Step 6: Apply EPDM Primer and Roof Coating to the Full Membrane
Full roof coating is a once-every-three-to-five-year task, but if your Galleria’s membrane shows oxidation (chalky white residue that doesn’t wash off), micro-cracking, or UV weathering, do it now. First, apply the Liquid Rubber EPDM/TPO primer to the entire roof using the 3-inch roller, cutting in around the Fantastic Fan frame, awning rail edge, and cap seam by hand with a brush. The primer must be fully dry to the touch — typically 30 to 60 minutes in warm sun — before topcoating. Then roll on the EPDM rubber roof coating in two perpendicular coats: first coat east-west, second coat north-south, allowing each coat to dry per the manufacturer’s instructions (usually two to four hours between coats depending on temperature and humidity). The composite fiberglass rear cap can also receive the coating — it improves UV resistance and seals any gel coat micro-cracks. Do not coat over the EternaBond tape seams or freshly applied Dicor — work up to those edges with about a quarter-inch gap so the sealants can still flex independently. A gallon typically covers the Galleria’s roof in one full two-coat application.

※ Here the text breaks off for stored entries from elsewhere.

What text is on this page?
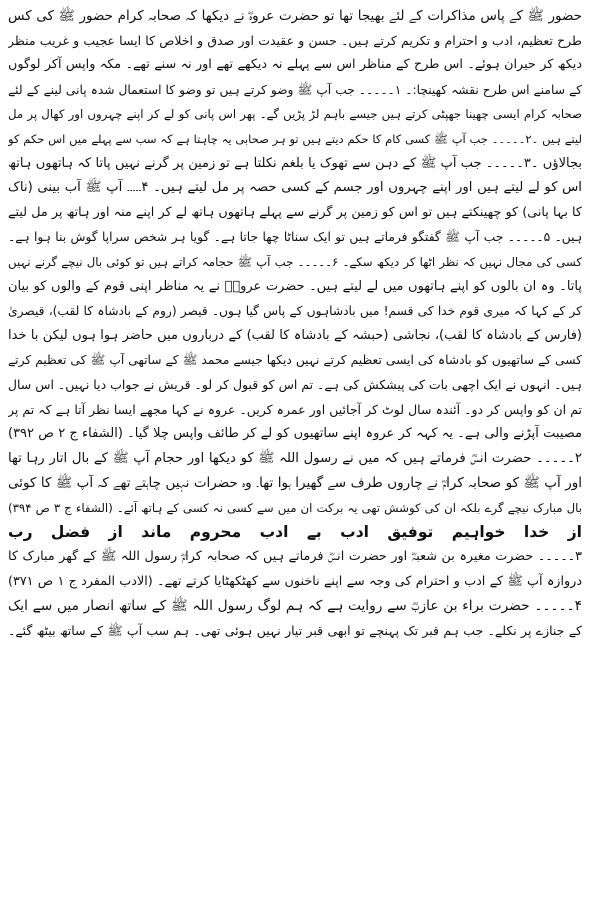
حضور ﷺ کے پاس مذاکرات کے لئے بھیجا تھا تو حضرت عروہؓ نے دیکھا کہ صحابہ کرام حضور ﷺ کی کس
طرح تعظیم، ادب و احترام و تکریم کرتے ہیں۔ حسن و عقیدت اور صدق و اخلاص کا ایسا عجیب و غریب منظر
دیکھ کر حیران ہوئے۔ اس طرح کے مناظر اس سے پہلے نہ دیکھے تھے اور نہ سنے تھے۔ مکہ واپس آکر لوگوں
کے سامنے اس طرح نقشہ کھینچا:۔ ۱۔۔۔۔۔ جب آپ ﷺ وضو کرتے ہیں تو وضو کا استعمال شدہ پانی لینے کے لئے
صحابہ کرام ایسی چھینا جھپٹی کرتے ہیں جیسے باہم لڑ پڑیں گے۔ پھر اس پانی کو لے کر اپنے چہروں اور کھال پر مل
لیتے ہیں ۔۲۔۔۔۔۔ جب آپ ﷺ کسی کام کا حکم دیتے ہیں تو ہر صحابی یہ چاہتا ہے کہ سب سے پہلے میں اس حکم کو
بجالاؤں ۔۳۔۔۔۔۔ جب آپ ﷺ کے دہن سے تھوک یا بلغم نکلتا ہے تو زمین پر گرنے نہیں پاتا کہ ہاتھوں ہاتھ
اس کو لے لیتے ہیں اور اپنے چہروں اور جسم کے کسی حصہ پر مل لیتے ہیں۔ ۴۔۔۔۔۔ آپ ﷺ آب بینی (ناک
کا بہا پانی) کو چھینکتے ہیں تو اس کو زمین پر گرنے سے پہلے ہاتھوں ہاتھ لے کر اپنے منہ اور ہاتھ پر مل لیتے
ہیں۔ ۵۔۔۔۔۔ جب آپ ﷺ گفتگو فرماتے ہیں تو ایک سناٹا چھا جاتا ہے۔ گویا ہر شخص سراپا گوش بنا ہوا ہے۔
کسی کی مجال نہیں کہ نظر اٹھا کر دیکھ سکے۔ ۶۔۔۔۔۔ جب آپ ﷺ حجامہ کراتے ہیں تو کوئی بال نیچے گرنے نہیں
پاتا۔ وہ ان بالوں کو اپنے ہاتھوں میں لے لیتے ہیں۔ حضرت عروہؓ نے یہ مناظر اپنی قوم کے والوں کو بیان
کر کے کہا کہ میری قوم خدا کی قسم! میں بادشاہوں کے پاس گیا ہوں۔ قیصر (روم کے بادشاہ کا لقب)، قیصریٰ
(فارس کے بادشاہ کا لقب)، نجاشی (حبشہ کے بادشاہ کا لقب) کے درباروں میں حاضر ہوا ہوں لیکن با خدا
کسی کے ساتھیوں کو بادشاہ کی ایسی تعظیم کرتے نہیں دیکھا جیسے محمد ﷺ کے ساتھی آپ ﷺ کی تعظیم کرتے
ہیں۔ انہوں نے ایک اچھی بات کی پیشکش کی ہے۔ تم اس کو قبول کر لو۔ قریش نے جواب دیا نہیں۔ اس سال
تم ان کو واپس کر دو۔ آئندہ سال لوٹ کر آجائیں اور عمرہ کریں۔ عروہ نے کہا مجھے ایسا نظر آتا ہے کہ تم پر
مصیبت آپڑنے والی ہے۔ یہ کہہ کر عروہ اپنے ساتھیوں کو لے کر طائف واپس چلا گیا۔ (الشفاء ج ۲ ص ۳۹۲)
۲۔۔۔۔۔ حضرت انسؓ فرماتے ہیں کہ میں نے رسول اللہ ﷺ کو دیکھا اور حجام آپ ﷺ کے بال اتار رہا تھا
اور آپ ﷺ کو صحابہ کرامؓ نے چاروں طرف سے گھیرا ہوا تھا۔ وہ حضرات نہیں چاہتے تھے کہ آپ ﷺ کا کوئی
بال مبارک نیچے گرے بلکہ ان کی کوشش تھی یہ برکت ان میں سے کسی نہ کسی کے ہاتھ آئے۔ (الشفاء ج ۳ ص ۳۹۴)
از خدا خواہیم توفیق ادب بے ادب محروم ماند از فضل رب
۳۔۔۔۔۔ حضرت مغیرہ بن شعبہؓ اور حضرت انسؓ فرماتے ہیں کہ صحابہ کرامؓ رسول اللہ ﷺ کے گھر مبارک کا
دروازہ آپ ﷺ کے ادب و احترام کی وجہ سے اپنے ناخنوں سے کھٹکھٹایا کرتے تھے۔ (الادب المفرد ج ۱ ص ۳۷۱)
۴۔۔۔۔۔ حضرت براء بن عازبؓ سے روایت ہے کہ ہم لوگ رسول اللہ ﷺ کے ساتھ انصار میں سے ایک
کے جنازے پر نکلے۔ جب ہم قبر تک پہنچے تو ابھی قبر تیار نہیں ہوئی تھی۔ ہم سب آپ ﷺ کے ساتھ بیٹھ گئے۔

Step 7: Final Inspection, Documentation, and Maintenance Schedule
Once everything has cured — give it 72 hours minimum before a thorough inspection — do a final walk of the roof pressing gently on the EternaBond seams to confirm no edge lift, and visually check all Dicor beads for uniform coverage without holidays (gaps). Run the Fantastic Fan through all speed settings to confirm the housing seal hasn’t been disturbed. Inside the van, check the headliner above the rear cap seam and above the Fantastic Fan — any soft spots or discoloration in the headliner material indicates moisture you haven’t caught yet and warrants a deeper investigation before closing up. Take dated photos of every seam and penetration point from directly above — this is your baseline for next year’s inspection and invaluable if you ever need to make a warranty or insurance claim. Set a calendar reminder for 6 months out for a visual-only inspection (no tools needed, just eyes and binoculars), and a full re-inspection with touch-up Dicor at 12 months. The rear cap seam on the Galleria should receive fresh Dicor every single year regardless of how good it looks — it’s cheap insurance against a five-figure water damage repair.